O diasporismo proposto
em Operação Shylock é baseado em uma iniciativa empreendida
por dezenas de milhares de judeus que abandonaram Israel no início dos anos
1950. Este êxodo judeu da “Terra Prometida” foi descrito por Ori Yehudai
em Leaving Zion: Jewish emigration from Palestine and Israel after
World War II.
A banalidade do mal,
expressão cunhada por Hannah Arendt, ilustra a utilização de meios abomináveis
para justificar fins ideológicos, duvidosos e suspeitos. Ideais
fundamentalistas, competição pelo poder e a agonia da decadência têm embalado o
mundo em recorrentes catástrofes.
Estamos sendo
assaltados por imagens em cores e em tempo real do extermínio do povo
palestino. Utilizando-se de um falso discurso amparado por uma pretensa
inteligência artificial que detectaria terroristas, Israel aproveita para
bombardear blocos inteiros de prédios residenciais, escolas e hospitais, “para
que os israelenses possam dormir em paz”.
A Faixa de Gaza, no
imaginário coletivo (via mídia), já virou sinônimo de inferno.
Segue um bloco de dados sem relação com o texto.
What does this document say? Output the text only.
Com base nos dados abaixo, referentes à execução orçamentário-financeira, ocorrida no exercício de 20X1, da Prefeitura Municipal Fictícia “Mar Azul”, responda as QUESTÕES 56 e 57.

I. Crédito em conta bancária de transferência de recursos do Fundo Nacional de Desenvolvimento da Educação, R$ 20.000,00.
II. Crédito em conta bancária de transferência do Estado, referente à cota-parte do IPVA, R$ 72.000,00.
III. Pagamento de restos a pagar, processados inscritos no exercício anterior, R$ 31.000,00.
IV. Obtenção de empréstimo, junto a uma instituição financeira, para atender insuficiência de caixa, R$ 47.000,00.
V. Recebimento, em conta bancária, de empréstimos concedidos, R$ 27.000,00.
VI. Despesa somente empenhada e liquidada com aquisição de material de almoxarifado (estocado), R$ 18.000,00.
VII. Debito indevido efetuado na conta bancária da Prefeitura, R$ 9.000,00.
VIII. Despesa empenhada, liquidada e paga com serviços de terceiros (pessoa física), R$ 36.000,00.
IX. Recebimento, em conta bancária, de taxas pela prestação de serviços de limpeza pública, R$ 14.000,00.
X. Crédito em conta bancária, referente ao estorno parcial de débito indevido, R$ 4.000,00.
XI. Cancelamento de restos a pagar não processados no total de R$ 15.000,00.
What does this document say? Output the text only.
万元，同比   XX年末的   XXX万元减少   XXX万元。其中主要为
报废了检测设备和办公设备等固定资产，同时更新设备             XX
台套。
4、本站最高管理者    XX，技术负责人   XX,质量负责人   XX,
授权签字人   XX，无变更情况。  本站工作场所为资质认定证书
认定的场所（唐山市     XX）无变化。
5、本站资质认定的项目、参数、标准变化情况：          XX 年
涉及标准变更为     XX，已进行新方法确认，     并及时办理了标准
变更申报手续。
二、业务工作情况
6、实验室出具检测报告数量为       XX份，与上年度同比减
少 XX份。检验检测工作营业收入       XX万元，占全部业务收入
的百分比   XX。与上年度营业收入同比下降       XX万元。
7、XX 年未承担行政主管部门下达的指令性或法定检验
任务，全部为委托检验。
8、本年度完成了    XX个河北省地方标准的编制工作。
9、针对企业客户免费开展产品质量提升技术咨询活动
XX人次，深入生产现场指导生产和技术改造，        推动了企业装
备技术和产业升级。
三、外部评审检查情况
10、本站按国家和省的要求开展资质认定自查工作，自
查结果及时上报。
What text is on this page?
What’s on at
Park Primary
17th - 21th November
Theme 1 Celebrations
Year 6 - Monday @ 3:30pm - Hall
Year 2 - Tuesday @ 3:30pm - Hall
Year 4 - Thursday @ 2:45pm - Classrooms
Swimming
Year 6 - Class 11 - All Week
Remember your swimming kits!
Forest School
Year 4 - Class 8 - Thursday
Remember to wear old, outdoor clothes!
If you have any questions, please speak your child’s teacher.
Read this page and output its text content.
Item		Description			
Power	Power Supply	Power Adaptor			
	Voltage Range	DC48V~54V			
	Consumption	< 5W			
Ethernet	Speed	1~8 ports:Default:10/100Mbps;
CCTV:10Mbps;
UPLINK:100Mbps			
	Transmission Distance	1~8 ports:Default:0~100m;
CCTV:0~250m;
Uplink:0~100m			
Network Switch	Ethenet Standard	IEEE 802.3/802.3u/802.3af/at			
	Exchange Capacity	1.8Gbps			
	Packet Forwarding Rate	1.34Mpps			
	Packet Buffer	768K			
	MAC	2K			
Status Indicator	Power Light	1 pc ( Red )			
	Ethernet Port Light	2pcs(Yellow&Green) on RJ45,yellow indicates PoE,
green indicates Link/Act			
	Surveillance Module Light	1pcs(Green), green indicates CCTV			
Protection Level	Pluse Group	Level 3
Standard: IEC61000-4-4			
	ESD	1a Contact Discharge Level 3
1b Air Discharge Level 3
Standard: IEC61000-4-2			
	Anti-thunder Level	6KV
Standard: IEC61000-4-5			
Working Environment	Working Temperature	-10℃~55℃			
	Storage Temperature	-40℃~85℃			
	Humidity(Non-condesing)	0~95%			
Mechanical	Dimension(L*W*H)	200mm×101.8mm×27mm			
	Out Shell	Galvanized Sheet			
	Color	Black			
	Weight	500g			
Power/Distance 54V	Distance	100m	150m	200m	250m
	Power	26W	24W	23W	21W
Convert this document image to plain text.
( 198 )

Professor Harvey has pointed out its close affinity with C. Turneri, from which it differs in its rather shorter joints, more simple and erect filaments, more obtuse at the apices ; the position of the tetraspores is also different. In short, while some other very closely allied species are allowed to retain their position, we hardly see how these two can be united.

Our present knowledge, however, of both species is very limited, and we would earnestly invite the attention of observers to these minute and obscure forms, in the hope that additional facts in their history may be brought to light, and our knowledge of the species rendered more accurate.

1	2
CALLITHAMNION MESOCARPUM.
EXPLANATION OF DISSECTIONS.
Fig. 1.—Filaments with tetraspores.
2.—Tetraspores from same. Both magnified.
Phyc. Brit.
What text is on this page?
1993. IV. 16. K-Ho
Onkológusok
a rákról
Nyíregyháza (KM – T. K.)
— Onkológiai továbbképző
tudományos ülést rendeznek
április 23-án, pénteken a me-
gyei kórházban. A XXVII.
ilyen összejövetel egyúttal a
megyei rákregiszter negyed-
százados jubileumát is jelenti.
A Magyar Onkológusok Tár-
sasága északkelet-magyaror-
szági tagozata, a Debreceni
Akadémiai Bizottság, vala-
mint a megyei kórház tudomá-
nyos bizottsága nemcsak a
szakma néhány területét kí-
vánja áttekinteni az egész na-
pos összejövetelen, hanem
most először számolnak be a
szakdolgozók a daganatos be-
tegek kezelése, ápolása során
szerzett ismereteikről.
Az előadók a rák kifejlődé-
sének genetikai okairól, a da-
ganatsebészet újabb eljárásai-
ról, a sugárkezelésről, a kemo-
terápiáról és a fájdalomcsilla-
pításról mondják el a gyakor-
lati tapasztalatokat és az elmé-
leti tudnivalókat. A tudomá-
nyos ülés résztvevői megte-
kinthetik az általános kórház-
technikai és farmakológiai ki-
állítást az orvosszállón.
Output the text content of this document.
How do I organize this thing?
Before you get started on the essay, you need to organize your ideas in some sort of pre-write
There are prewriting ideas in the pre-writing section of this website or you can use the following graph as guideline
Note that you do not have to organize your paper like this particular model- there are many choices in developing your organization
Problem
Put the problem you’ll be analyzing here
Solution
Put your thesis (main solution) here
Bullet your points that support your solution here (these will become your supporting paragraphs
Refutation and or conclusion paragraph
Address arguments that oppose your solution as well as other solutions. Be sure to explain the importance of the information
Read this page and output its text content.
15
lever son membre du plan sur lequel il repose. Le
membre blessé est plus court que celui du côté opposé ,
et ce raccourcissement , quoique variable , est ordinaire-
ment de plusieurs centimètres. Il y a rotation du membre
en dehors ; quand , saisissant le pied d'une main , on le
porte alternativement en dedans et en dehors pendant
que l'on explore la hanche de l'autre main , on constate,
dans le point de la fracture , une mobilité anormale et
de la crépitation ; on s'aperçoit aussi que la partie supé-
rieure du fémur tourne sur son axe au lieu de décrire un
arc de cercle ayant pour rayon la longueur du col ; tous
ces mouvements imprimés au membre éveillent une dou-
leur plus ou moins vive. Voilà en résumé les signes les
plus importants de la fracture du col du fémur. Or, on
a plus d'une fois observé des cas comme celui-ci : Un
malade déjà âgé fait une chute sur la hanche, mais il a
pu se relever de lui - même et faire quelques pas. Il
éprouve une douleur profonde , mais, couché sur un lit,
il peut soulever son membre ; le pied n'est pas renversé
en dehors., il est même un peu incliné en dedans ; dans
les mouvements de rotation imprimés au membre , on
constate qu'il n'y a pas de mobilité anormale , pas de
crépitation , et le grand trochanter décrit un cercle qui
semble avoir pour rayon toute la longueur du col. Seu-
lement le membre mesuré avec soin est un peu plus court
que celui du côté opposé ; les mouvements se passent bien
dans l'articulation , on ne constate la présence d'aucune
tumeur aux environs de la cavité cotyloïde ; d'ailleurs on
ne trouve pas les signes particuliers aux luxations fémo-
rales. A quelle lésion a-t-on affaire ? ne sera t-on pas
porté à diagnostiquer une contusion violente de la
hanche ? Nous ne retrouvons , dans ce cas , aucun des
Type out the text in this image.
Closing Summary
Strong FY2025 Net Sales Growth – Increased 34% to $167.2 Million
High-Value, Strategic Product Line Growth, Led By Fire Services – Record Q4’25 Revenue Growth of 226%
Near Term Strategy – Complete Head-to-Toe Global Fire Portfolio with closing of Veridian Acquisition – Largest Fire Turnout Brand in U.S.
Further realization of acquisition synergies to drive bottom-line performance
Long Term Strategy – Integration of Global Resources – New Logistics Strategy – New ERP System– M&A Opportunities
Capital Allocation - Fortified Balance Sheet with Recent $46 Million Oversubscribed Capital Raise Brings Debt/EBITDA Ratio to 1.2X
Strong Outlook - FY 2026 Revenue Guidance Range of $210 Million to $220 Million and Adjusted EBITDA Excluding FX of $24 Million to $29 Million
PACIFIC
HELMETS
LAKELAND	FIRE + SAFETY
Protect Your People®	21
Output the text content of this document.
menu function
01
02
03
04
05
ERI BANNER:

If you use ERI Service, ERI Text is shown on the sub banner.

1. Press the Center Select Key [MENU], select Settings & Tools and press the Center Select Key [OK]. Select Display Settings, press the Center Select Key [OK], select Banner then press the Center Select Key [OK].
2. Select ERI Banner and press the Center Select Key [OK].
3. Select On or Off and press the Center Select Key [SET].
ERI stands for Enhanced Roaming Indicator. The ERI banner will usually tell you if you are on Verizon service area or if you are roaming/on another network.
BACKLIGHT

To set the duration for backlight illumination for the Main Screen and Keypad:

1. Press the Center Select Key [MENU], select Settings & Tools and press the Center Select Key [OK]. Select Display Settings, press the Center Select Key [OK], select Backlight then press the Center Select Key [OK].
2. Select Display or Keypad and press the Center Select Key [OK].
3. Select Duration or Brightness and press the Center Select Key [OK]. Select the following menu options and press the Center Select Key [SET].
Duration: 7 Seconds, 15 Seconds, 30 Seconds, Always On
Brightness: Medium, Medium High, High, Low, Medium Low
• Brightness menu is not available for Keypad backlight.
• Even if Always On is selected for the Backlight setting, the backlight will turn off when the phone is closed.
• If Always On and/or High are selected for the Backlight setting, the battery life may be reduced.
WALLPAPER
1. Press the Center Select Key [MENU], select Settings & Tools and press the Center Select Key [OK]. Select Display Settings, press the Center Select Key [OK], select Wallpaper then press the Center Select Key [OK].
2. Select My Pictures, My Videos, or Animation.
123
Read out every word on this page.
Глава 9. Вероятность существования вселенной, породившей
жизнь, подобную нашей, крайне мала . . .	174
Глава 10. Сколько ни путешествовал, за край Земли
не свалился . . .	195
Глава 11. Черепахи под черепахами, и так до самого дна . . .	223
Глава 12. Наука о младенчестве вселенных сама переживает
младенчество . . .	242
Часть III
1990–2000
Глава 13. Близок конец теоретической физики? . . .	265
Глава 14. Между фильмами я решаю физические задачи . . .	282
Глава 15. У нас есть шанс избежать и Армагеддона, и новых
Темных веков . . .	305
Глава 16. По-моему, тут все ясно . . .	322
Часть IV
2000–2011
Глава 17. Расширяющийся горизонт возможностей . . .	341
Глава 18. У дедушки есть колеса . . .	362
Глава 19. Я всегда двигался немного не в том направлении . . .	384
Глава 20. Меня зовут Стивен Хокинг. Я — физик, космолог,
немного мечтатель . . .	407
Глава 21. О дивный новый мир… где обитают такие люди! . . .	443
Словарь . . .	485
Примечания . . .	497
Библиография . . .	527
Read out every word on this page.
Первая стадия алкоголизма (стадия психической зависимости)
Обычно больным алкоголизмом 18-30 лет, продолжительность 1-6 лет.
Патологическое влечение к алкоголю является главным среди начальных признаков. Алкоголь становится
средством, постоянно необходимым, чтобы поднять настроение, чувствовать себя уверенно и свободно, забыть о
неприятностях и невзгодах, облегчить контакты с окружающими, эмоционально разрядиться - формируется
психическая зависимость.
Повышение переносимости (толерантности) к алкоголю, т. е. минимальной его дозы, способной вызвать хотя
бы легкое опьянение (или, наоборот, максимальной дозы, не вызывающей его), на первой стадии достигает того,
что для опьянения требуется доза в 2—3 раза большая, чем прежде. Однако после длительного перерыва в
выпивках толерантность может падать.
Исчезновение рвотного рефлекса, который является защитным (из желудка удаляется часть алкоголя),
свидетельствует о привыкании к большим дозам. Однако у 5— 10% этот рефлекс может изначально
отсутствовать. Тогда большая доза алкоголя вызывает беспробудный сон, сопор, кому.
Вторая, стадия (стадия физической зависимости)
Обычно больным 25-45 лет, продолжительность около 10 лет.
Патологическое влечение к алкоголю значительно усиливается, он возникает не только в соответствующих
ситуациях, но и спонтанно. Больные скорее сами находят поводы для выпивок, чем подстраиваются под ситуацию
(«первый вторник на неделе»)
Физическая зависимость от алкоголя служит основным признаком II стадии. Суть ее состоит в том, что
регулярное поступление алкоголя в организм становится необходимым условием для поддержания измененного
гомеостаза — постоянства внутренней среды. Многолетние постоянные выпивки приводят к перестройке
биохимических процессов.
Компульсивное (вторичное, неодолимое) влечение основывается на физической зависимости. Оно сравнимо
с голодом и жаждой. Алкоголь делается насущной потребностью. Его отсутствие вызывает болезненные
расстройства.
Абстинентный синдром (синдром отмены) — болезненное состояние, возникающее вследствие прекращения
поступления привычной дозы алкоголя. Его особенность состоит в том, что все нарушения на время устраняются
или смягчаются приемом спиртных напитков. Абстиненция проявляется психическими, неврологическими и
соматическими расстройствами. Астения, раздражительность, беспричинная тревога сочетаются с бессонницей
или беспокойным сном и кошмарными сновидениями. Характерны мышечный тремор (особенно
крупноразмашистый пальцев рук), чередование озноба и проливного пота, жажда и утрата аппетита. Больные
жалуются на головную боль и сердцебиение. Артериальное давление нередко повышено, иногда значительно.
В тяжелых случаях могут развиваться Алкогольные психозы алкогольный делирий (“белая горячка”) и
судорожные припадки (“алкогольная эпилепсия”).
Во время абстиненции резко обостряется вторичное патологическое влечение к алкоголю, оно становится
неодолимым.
A ofensiva
israelense em Gaza é justificada pelos governos dos países ocidentais como um
meio de defender a civilização da “barbárie” oriental que inclui o Islã, a
China e a Rússia. Cercada pelo conforto, opulência e aparente segurança, a
sociedade ocidental, apática, cínica e mesquinha, assiste ao massacre em curso
como se estivesse assistindo a programas de entretenimento, maldizendo qualquer
reação “sem precedentes” vinda do oriente.
Há pessoas que não
acreditam que haja diferença entre sionistas de direita e sionistas de
esquerda. Como não? Claro que há diferença, a direita sionista não é hipócrita.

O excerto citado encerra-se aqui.